The Trigger
December 2014. Abhishek calls from Powai: he’s heading to Lavasa with his family for a day trip and there’s a seat in the cab. Friends had been writing the place off for years. Underdeveloped. Half-finished. A political mess. I went in deliberately blind. No Google. No expectations. Best decision of the trip.

We left Powai at 7am in a TaxiForSure cab. Three of us, 186 km of expressway between Mumbai and the Sahyadris. Pre-sunrise traffic out of Mumbai is not a fight you pick. You endure it.

The Mumbai-Pune Expressway carries the easiest stretch of the run: six lanes, well-built, the kind of road you forget you are on. We pulled over for breakfast at the standard halt, a strip of canteens lining the parking lot where every Mumbai-Pune driver eventually stops.

Three hours in, the highway peels off and the road starts climbing. The spiral begins. Inclines steepen. Corners tighten. Then the bridge appears. That is the city.

Lavasa is built on borrowed grammar: Copenhagen waterfront, Venetian footbridges, painted facades stacked along an artificial lake. The planning is so deliberate it almost feels staged. Paved walks. Arched bridges. A complete absence of the roadside chaos every Indian eye is calibrated for.

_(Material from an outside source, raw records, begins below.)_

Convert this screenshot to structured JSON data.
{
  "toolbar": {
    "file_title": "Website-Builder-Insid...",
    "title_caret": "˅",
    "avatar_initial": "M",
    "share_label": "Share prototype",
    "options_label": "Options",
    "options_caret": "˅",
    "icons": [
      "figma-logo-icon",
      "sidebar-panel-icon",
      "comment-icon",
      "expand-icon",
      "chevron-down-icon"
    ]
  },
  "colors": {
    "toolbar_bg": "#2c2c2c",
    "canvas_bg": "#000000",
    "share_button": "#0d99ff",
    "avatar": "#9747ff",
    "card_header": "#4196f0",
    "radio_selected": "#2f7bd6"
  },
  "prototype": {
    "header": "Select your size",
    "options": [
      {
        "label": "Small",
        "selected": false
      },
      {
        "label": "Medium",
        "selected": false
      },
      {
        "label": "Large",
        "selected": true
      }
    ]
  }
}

The promenade carries Cafe Coffee Day, Baskin Robbins, a mini theatre, and a string of restaurants. Children play on the sidewalks. Sidewalks that are actually swept.

The environmental case against Lavasa is real and well-documented; political battles have stalled the project for years. From the ground, though, it is hard to see brutality in this much greenery. Tree cover threads through brick and stone. A clearing here, a stairwell there.

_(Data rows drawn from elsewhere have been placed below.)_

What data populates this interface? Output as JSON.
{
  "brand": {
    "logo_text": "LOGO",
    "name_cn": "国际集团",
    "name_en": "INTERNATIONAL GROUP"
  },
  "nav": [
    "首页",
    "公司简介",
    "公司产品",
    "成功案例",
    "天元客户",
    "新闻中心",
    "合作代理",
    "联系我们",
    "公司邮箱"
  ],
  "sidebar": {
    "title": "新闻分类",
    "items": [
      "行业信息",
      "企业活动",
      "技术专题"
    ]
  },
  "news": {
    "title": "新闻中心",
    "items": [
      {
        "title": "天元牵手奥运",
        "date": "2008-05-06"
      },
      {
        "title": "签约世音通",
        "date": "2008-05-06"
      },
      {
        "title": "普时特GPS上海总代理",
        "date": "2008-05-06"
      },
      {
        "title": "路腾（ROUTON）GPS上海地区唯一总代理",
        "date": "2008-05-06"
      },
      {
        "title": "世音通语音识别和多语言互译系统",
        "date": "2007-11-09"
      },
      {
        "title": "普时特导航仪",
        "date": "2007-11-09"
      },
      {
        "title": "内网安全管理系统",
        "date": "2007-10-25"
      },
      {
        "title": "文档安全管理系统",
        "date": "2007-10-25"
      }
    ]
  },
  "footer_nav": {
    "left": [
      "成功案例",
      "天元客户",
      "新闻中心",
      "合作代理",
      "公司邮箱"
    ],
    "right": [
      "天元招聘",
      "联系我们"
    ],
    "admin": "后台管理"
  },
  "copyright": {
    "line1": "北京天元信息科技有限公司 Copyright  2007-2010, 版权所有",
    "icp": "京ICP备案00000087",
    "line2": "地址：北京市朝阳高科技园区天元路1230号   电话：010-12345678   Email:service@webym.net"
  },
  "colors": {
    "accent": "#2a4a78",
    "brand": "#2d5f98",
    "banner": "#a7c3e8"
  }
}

If you have brought kids, the toy budget burns fast. Tandem bicycles. Mini four-wheelers from XThrill. Segway-style personal transporters. Each ride: around 500 INR.

The Lavasa International Centre is the orientation point: stay options, sports bookings, and the case for owning a home in the gap between Mumbai’s hustle and Pune’s keyboards.

We did not stay overnight. We should have. The lakefront apartments on the prime stretch are the kind of view you book for a quiet weekend, not a day visit.

Water rides open in the afternoon at the far end of the lake. Rowing and motorboating run around 1000 INR. After dusk, the promenade lights up and the whole place shifts register.

One thing: bring a real camera. Mine was a Nikon D5200 paired with a 50mm prime, and that lens did 90% of the work in this post. Abhishek shot a Nikon D3100 with a 55-200mm. Both handled the light. Lake reflections and bridge geometry deserve more than a phone.

Field Notes
- Day trip vs overnight. Day trips are cheap. Overnights are not. Pricing climbs hard once you book a room, so plan for the latter if you are committing.
- Eat at Oriental Octopus. Their seven-course Chinese set is 400 INR and the best value on the strip. Indian, Lebanese, Mughlai, Italian, and American options are also available.
- Audience matters. Lavasa is engineered for relaxation, not nightlife. If you are 20-something rolling in with friends, you will be bored by 6pm. Bring family.
- Drive with GPS on. Even local drivers get confused near the final ascent. Ours did. Google Maps fixed it.
- Detailed info: www.lavasa.com or the International Centre on the ground.
One Recommendation
Kiwi juice at Oriental Octopus. Cold, sharp, slightly tart. Order it twice.

Next post: a trek.
Until then,
Sayantan
Revisited (2020)
I went back twice after this trip. Both times worse. Chains had shuttered, maintenance had slipped, and the entry fee stayed steep. The crowds had thinned to nothing. Lavasa looks closer to a ghost town now than to the city in these photos, and the politics never resolved.
If Maharashtra is on your list and this is your first visit, there are better places to spend a weekend. Lavasa is a story now, more than a destination.